Avec tous ses accomplissements, on serait porté à croire que la confiance en soi de Stéphanie est inébranlable. Modeste, elle admet plutôt qu’elle élargit sa zone de confort qui s’agrandit au fil des réussites.

« Mon moteur, c’est ma peur, pas la confiance en moi. »

Stéphanie lors du lancement de son roman L’Éphémère.

À 26 ans, suite à son surmenage, Stéphanie reçoit un diagnostic de TDAH (trouble de déficit de l’attention avec hyperactivité). Également, elle se sépare de son amoureux des six dernières années avec qui elle venait d’acheter une copropriété.

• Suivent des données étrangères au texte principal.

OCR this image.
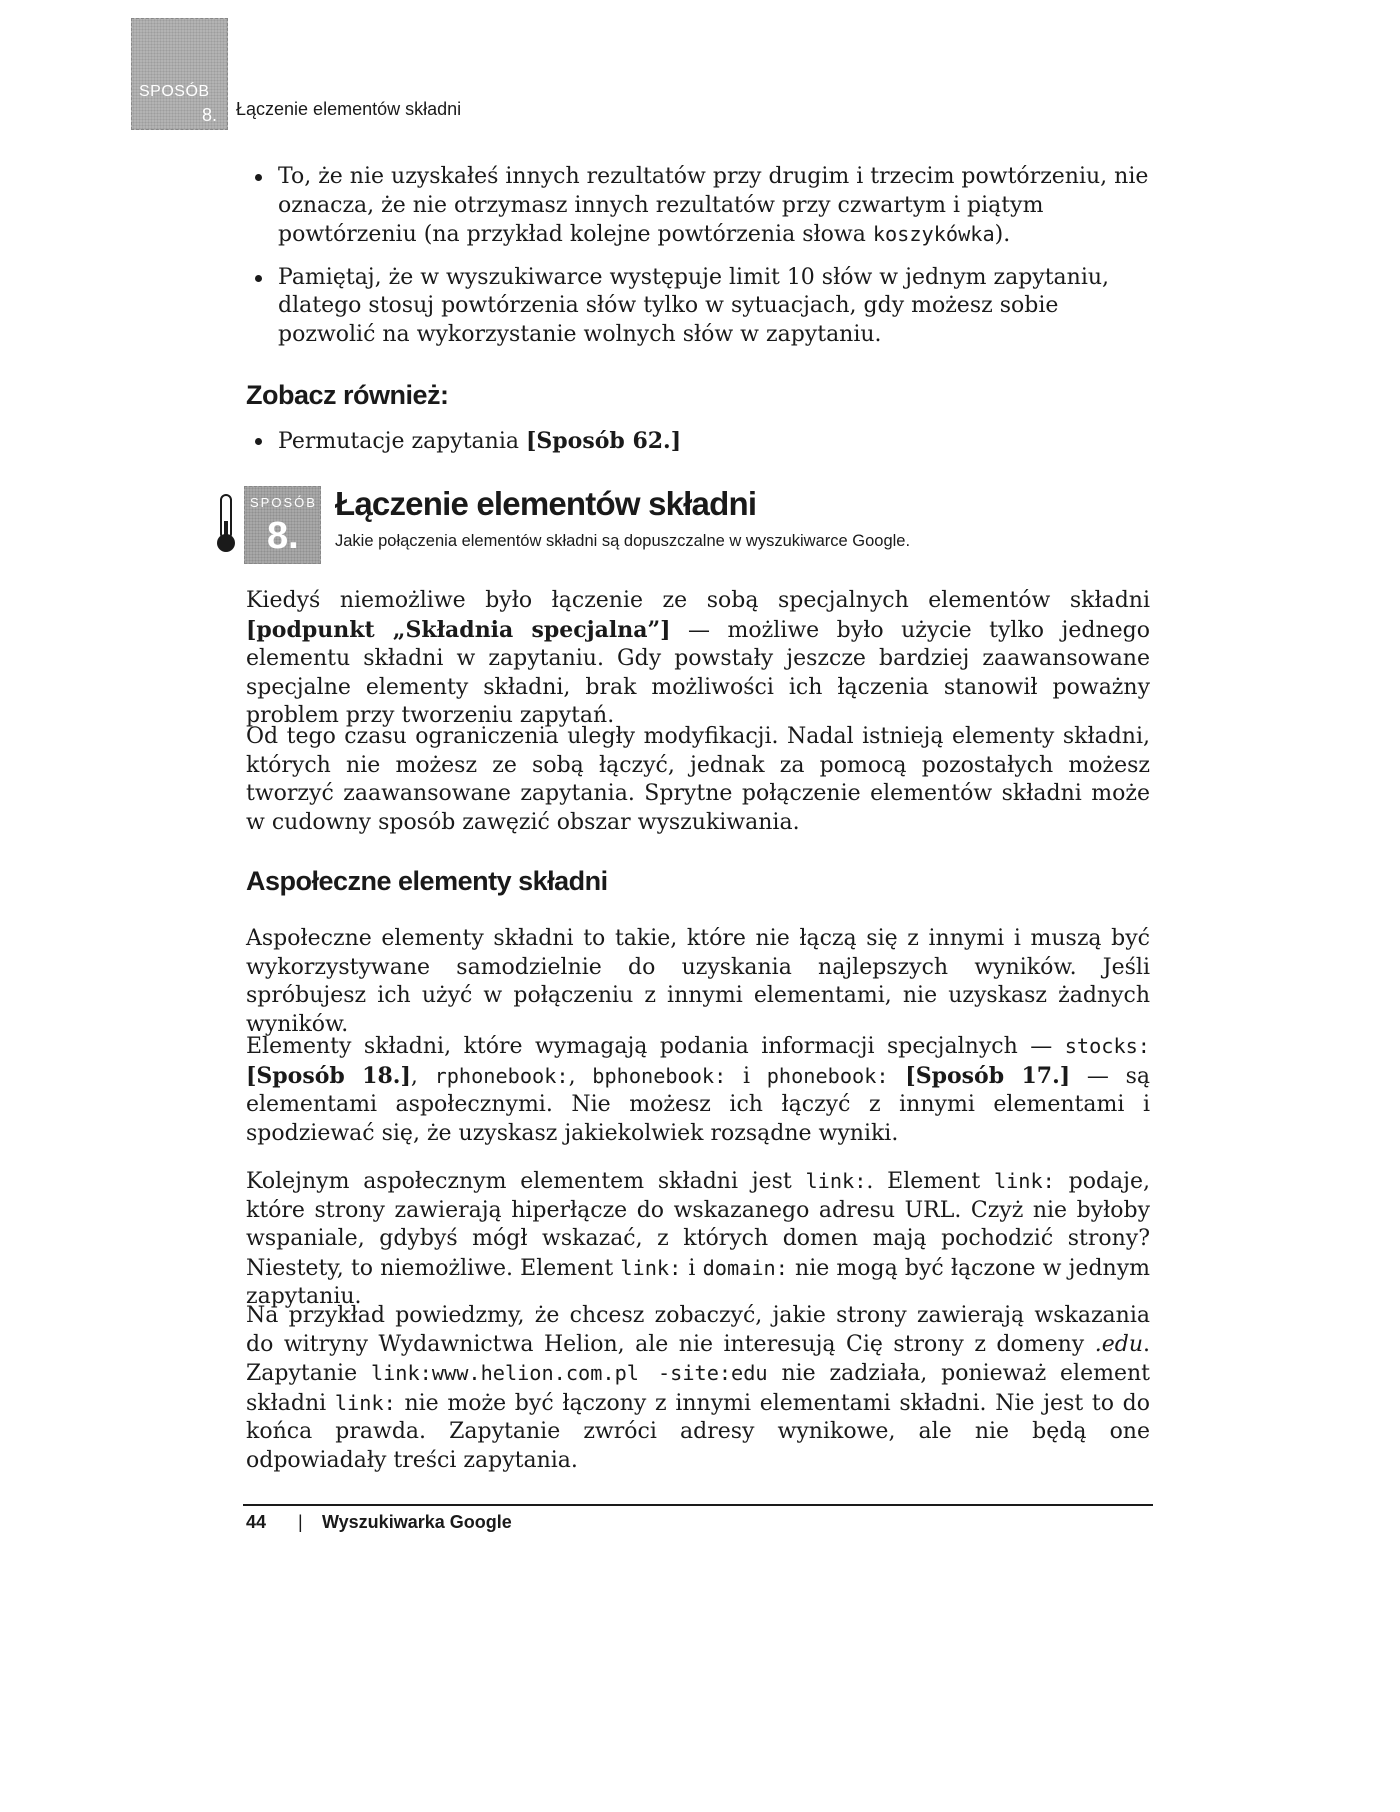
SPOSÓB
8. Łączenie elementów składni
To, że nie uzyskałeś innych rezultatów przy drugim i trzecim powtórzeniu, nie oznacza, że nie otrzymasz innych rezultatów przy czwartym i piątym powtórzeniu (na przykład kolejne powtórzenia słowa koszykówka).
Pamiętaj, że w wyszukiwarce występuje limit 10 słów w jednym zapytaniu, dlatego stosuj powtórzenia słów tylko w sytuacjach, gdy możesz sobie pozwolić na wykorzystanie wolnych słów w zapytaniu.
Zobacz również:
Permutacje zapytania [Sposób 62.]
SPOSÓB
8.
Łączenie elementów składni

Jakie połączenia elementów składni są dopuszczalne w wyszukiwarce Google.

Kiedyś niemożliwe było łączenie ze sobą specjalnych elementów składni [podpunkt „Składnia specjalna”] — możliwe było użycie tylko jednego elementu składni w zapytaniu. Gdy powstały jeszcze bardziej zaawansowane specjalne elementy składni, brak możliwości ich łączenia stanowił poważny problem przy tworzeniu zapytań.

Od tego czasu ograniczenia uległy modyfikacji. Nadal istnieją elementy składni, których nie możesz ze sobą łączyć, jednak za pomocą pozostałych możesz tworzyć zaawansowane zapytania. Sprytne połączenie elementów składni może w cudowny sposób zawęzić obszar wyszukiwania.

Aspołeczne elementy składni

Aspołeczne elementy składni to takie, które nie łączą się z innymi i muszą być wykorzystywane samodzielnie do uzyskania najlepszych wyników. Jeśli spróbujesz ich użyć w połączeniu z innymi elementami, nie uzyskasz żadnych wyników.

Elementy składni, które wymagają podania informacji specjalnych — stocks: [Sposób 18.], rphonebook:, bphonebook: i phonebook: [Sposób 17.] — są elementami aspołecznymi. Nie możesz ich łączyć z innymi elementami i spodziewać się, że uzyskasz jakiekolwiek rozsądne wyniki.

Kolejnym aspołecznym elementem składni jest link:. Element link: podaje, które strony zawierają hiperłącze do wskazanego adresu URL. Czyż nie byłoby wspaniale, gdybyś mógł wskazać, z których domen mają pochodzić strony? Niestety, to niemożliwe. Element link: i domain: nie mogą być łączone w jednym zapytaniu.

Na przykład powiedzmy, że chcesz zobaczyć, jakie strony zawierają wskazania do witryny Wydawnictwa Helion, ale nie interesują Cię strony z domeny .edu. Zapytanie link:www.helion.com.pl -site:edu nie zadziała, ponieważ element składni link: nie może być łączony z innymi elementami składni. Nie jest to do końca prawda. Zapytanie zwróci adresy wynikowe, ale nie będą one odpowiadały treści zapytania.

44 | Wyszukiwarka Google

« Cette relation me permettait un certain équilibre, mais ça me rappelle les paroles d’une chanson de Salomé Leclerc : « Je te montrerai comment on garde l’équilibre en se balançant ». L’équilibre c’est pas un état statique. Si tu es en équilibre, c’est que t’es en mouvement. Nous, nous  étions immobiles. On s’est séparé, sans drame, sans haine. »

Aujourd’hui, Stéphanie est en couple et amoureuse de Rodrigo, qui est papa d’un garçon autiste. Ils habitent maintenant tous ensemble.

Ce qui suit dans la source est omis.